At The Beach: Postcards from Crabby Spit
Story and Pictures By: Roland Harvey
Publisher: Allen & Unwin, 2004
Borrowed from the NIE Library.
Now this is a fun book that reminded me a little bit of the Message in a Bottle bimonthly theme we had early in 2011. The entire narrative is written in epistolary format, each page a postcard written by Henry, Frankie, and Penny to their grandmother – these are siblings who went to Crabby Spit for a short vacation, and lovely children that they are, they documented their little trip through the postcards they sent to Grandma. Since the postcards were written by three different children, it was a little difficult for me to keep track of who’s writing what. The fonts are all the same, and the narrative was such that there was very little distinction among the three kids.
What worked best for me, though, were the amazingly-detailed illustrations ala Where’s Waldo? Young children would have a blast trying to match the events described in the postcard and the gorgeous illustrations bursting with so much fun, animation, movement, flair, and character.

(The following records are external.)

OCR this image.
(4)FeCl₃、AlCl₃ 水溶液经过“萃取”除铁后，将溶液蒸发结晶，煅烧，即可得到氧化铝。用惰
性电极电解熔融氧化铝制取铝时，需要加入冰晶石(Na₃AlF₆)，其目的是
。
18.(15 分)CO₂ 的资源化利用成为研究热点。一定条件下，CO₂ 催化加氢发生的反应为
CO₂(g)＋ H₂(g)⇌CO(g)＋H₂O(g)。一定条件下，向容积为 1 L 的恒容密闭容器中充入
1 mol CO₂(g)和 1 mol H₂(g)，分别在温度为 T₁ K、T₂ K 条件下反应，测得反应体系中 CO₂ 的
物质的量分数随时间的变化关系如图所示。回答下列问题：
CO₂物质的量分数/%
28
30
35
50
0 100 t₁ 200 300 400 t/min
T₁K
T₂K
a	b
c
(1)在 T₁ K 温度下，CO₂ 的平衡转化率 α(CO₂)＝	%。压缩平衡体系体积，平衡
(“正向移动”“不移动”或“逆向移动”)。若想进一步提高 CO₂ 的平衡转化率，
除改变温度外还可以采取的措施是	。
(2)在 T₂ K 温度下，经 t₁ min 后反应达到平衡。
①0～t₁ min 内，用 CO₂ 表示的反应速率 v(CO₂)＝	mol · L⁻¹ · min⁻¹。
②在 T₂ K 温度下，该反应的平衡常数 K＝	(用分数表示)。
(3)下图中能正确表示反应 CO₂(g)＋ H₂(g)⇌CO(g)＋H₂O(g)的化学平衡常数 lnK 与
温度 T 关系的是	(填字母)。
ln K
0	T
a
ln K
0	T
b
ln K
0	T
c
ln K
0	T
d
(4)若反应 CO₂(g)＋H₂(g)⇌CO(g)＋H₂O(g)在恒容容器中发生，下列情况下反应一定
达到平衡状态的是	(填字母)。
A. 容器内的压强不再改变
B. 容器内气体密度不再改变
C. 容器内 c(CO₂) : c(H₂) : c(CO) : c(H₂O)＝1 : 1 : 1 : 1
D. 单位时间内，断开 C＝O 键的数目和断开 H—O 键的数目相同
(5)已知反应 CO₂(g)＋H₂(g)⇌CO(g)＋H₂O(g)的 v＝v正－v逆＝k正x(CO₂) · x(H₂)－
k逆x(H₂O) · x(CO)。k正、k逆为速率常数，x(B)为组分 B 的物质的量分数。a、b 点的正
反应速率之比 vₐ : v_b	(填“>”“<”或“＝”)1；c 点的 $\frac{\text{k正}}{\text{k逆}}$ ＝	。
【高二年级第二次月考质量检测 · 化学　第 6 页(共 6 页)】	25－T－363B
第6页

This fun picture book celebrates one’s eye for detail, color, appreciation of humor and crazy family times.
The Great Wave: A Children’s Book inspired by Hokusai
Story By: Véronique Massenot
Illustrated by: Bruno Pilorget
Publisher: Prestel, Verlag, 2011.
Borrowed from the Public Library.
The Author’s note found at the back of the book noted that this picture book is inspired by Katsushika Hokusai’s colored wood-cut artwork entitled The Great Wave off Kanagawa which is part of a picture series called Thirty-six views of Mount Fuji.
Hokusai was born in 1760 and was described to be the most famous Japanese painter and print maker of all time: “At the end of the 1800s, Vincent Van Gogh, Edgar Degas, and other European artists admired Hokusai. The French painter Claude Monet even collected his prints.”

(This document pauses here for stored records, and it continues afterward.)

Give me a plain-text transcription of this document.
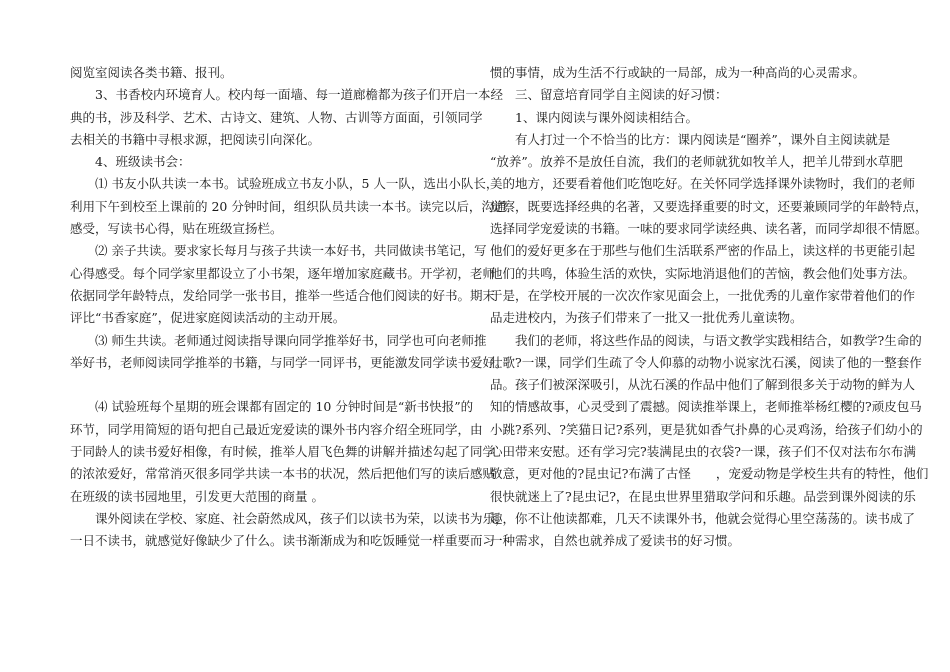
阅览室阅读各类书籍、报刊。
　　3、书香校内环境育人。校内每一面墙、每一道廊檐都为孩子们开启一本经
典的书，涉及科学、艺术、古诗文、建筑、人物、古训等方面面，引领同学
去相关的书籍中寻根求源，把阅读引向深化。
　　4、班级读书会：
　　⑴ 书友小队共读一本书。试验班成立书友小队，5 人一队，选出小队长，
利用下午到校至上课前的 20 分钟时间，组织队员共读一本书。读完以后，沟通
感受，写读书心得，贴在班级宣扬栏。
　　⑵ 亲子共读。要求家长每月与孩子共读一本好书，共同做读书笔记，写
心得感受。每个同学家里都设立了小书架，逐年增加家庭藏书。开学初，老师
依据同学年龄特点，发给同学一张书目，推举一些适合他们阅读的好书。期末
评比“书香家庭”，促进家庭阅读活动的主动开展。
　　⑶ 师生共读。老师通过阅读指导课向同学推举好书，同学也可向老师推
举好书，老师阅读同学推举的书籍，与同学一同评书，更能激发同学读书爱好。
　　⑷ 试验班每个星期的班会课都有固定的 10 分钟时间是“新书快报”的
环节，同学用简短的语句把自己最近宠爱读的课外书内容介绍全班同学，由
于同龄人的读书爱好相像，有时候，推举人眉飞色舞的讲解并描述勾起了同学
的浓浓爱好，常常消灭很多同学共读一本书的状况，然后把他们写的读后感贴
在班级的读书园地里，引发更大范围的商量 。
　　课外阅读在学校、家庭、社会蔚然成风，孩子们以读书为荣，以读书为乐，
一日不读书，就感觉好像缺少了什么。读书渐渐成为和吃饭睡觉一样重要而习
惯的事情，成为生活不行或缺的一局部，成为一种高尚的心灵需求。
　　三、留意培育同学自主阅读的好习惯：
　　1、课内阅读与课外阅读相结合。
　　有人打过一个不恰当的比方：课内阅读是“圈养”，课外自主阅读就是
“放养”。放养不是放任自流，我们的老师就犹如牧羊人，把羊儿带到水草肥
美的地方，还要看着他们吃饱吃好。在关怀同学选择课外读物时，我们的老师
觉察，既要选择经典的名著，又要选择重要的时文，还要兼顾同学的年龄特点，
选择同学宠爱读的书籍。一味的要求同学读经典、读名著，而同学却很不情愿。
他们的爱好更多在于那些与他们生活联系严密的作品上，读这样的书更能引起
他们的共鸣，体验生活的欢快，实际地消退他们的苦恼，教会他们处事方法。
于是，在学校开展的一次次作家见面会上，一批优秀的儿童作家带着他们的作
品走进校内，为孩子们带来了一批又一批优秀儿童读物。
　　我们的老师，将这些作品的阅读，与语文教学实践相结合，如教学?生命的
壮歌?一课，同学们生疏了令人仰慕的动物小说家沈石溪，阅读了他的一整套作
品。孩子们被深深吸引，从沈石溪的作品中他们了解到很多关于动物的鲜为人
知的情感故事，心灵受到了震撼。阅读推举课上，老师推举杨红樱的?顽皮包马
小跳?系列、?笑猫日记?系列，更是犹如香气扑鼻的心灵鸡汤，给孩子们幼小的
心田带来安慰。还有学习完?装满昆虫的衣袋?一课，孩子们不仅对法布尔布满
敬意，更对他的?昆虫记?布满了古怪　　，宠爱动物是学校生共有的特性，他们
很快就迷上了?昆虫记?，在昆虫世界里猎取学问和乐趣。品尝到课外阅读的乐
趣，你不让他读都难，几天不读课外书，他就会觉得心里空荡荡的。读书成了
一种需求，自然也就养成了爱读书的好习惯。
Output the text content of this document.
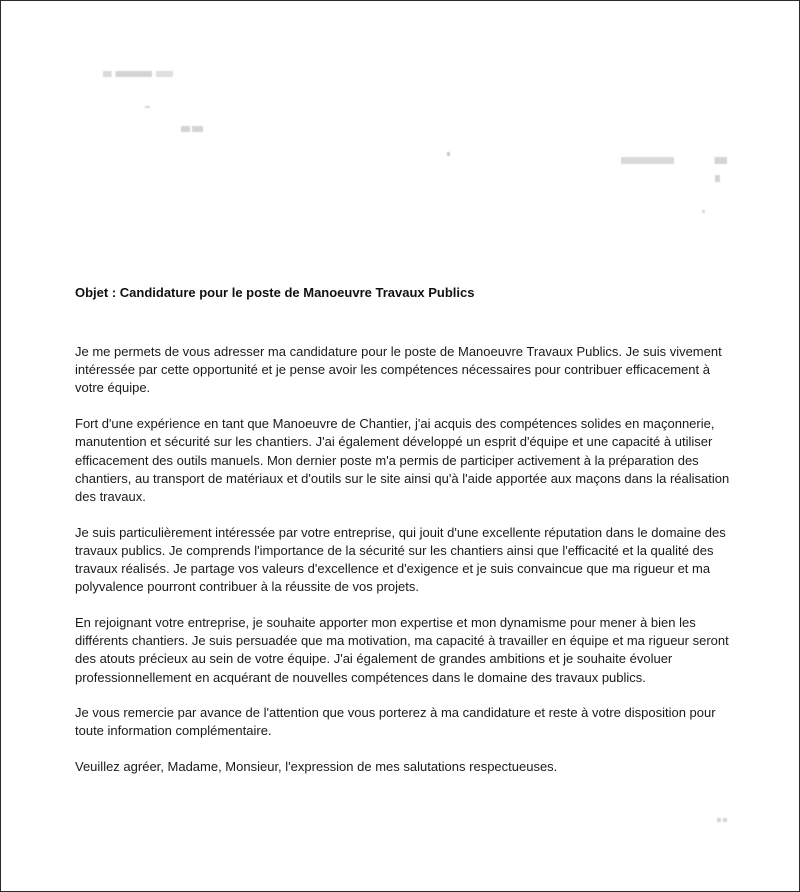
Objet : Candidature pour le poste de Manoeuvre Travaux Publics

Je me permets de vous adresser ma candidature pour le poste de Manoeuvre Travaux Publics. Je suis vivement intéressée par cette opportunité et je pense avoir les compétences nécessaires pour contribuer efficacement à votre équipe.

Fort d'une expérience en tant que Manoeuvre de Chantier, j'ai acquis des compétences solides en maçonnerie, manutention et sécurité sur les chantiers. J'ai également développé un esprit d'équipe et une capacité à utiliser efficacement des outils manuels. Mon dernier poste m'a permis de participer activement à la préparation des chantiers, au transport de matériaux et d'outils sur le site ainsi qu'à l'aide apportée aux maçons dans la réalisation des travaux.

Je suis particulièrement intéressée par votre entreprise, qui jouit d'une excellente réputation dans le domaine des travaux publics. Je comprends l'importance de la sécurité sur les chantiers ainsi que l'efficacité et la qualité des travaux réalisés. Je partage vos valeurs d'excellence et d'exigence et je suis convaincue que ma rigueur et ma polyvalence pourront contribuer à la réussite de vos projets.

En rejoignant votre entreprise, je souhaite apporter mon expertise et mon dynamisme pour mener à bien les différents chantiers. Je suis persuadée que ma motivation, ma capacité à travailler en équipe et ma rigueur seront des atouts précieux au sein de votre équipe. J'ai également de grandes ambitions et je souhaite évoluer professionnellement en acquérant de nouvelles compétences dans le domaine des travaux publics.

Je vous remercie par avance de l'attention que vous porterez à ma candidature et reste à votre disposition pour toute information complémentaire.

Veuillez agréer, Madame, Monsieur, l'expression de mes salutations respectueuses.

It is clear that Hokusai has inspired a great many artists, musicians, writers and immortalized his vision in various artforms. This picture book shares the story of Aki and Taro who were childless, until a child from the sea, a little miracle, happened onto their lives – brought as a gift by the gigantic waves that nearly drowned hardworking fishermen out in the stormy waters.

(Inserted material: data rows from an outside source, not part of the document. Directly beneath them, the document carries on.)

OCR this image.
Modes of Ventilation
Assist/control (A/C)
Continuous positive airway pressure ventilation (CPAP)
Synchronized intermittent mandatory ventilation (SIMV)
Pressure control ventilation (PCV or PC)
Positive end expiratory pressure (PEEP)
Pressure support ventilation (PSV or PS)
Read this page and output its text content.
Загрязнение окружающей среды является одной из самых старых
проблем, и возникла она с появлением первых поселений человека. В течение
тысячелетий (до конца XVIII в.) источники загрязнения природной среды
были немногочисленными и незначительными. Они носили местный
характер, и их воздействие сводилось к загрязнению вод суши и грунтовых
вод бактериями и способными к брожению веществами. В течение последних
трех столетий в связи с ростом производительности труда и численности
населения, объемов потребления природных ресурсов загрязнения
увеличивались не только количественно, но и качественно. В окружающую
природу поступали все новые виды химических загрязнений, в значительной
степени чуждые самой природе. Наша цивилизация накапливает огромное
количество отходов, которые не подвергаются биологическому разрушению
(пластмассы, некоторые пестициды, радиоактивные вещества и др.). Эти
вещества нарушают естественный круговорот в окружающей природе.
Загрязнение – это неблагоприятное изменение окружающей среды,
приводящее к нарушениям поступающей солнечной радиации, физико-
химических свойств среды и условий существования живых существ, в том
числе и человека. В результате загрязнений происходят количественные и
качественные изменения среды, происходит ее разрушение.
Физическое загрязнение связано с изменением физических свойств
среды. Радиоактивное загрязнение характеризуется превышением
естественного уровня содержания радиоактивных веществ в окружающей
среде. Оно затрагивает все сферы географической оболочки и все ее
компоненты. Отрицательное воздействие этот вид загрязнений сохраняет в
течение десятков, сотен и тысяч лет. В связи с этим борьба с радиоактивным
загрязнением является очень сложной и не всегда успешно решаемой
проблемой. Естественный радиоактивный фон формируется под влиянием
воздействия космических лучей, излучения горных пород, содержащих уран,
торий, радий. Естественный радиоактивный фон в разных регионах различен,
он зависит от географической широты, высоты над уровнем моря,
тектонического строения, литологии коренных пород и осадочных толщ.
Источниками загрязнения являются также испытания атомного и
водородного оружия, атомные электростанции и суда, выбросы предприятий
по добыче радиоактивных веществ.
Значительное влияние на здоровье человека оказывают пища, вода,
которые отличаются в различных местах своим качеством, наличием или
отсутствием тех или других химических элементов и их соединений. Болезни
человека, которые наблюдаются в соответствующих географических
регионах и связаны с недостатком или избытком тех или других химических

The boy from the sea, Naoki, knew about his mysterious origins and wanted to find out exactly who his ‘real’ parents are. This is where the narrative got a little dicey for me, as the story transformed from one surreal creature to the next, without really revealing definitively the identity of Naoki, leaving me in a befuddled state as to where the narrative would go. The illustrations though are gorgeous, and the soothing blue calms the eye. If anything, it made me want to see the original Hokusai wood-cut artwork.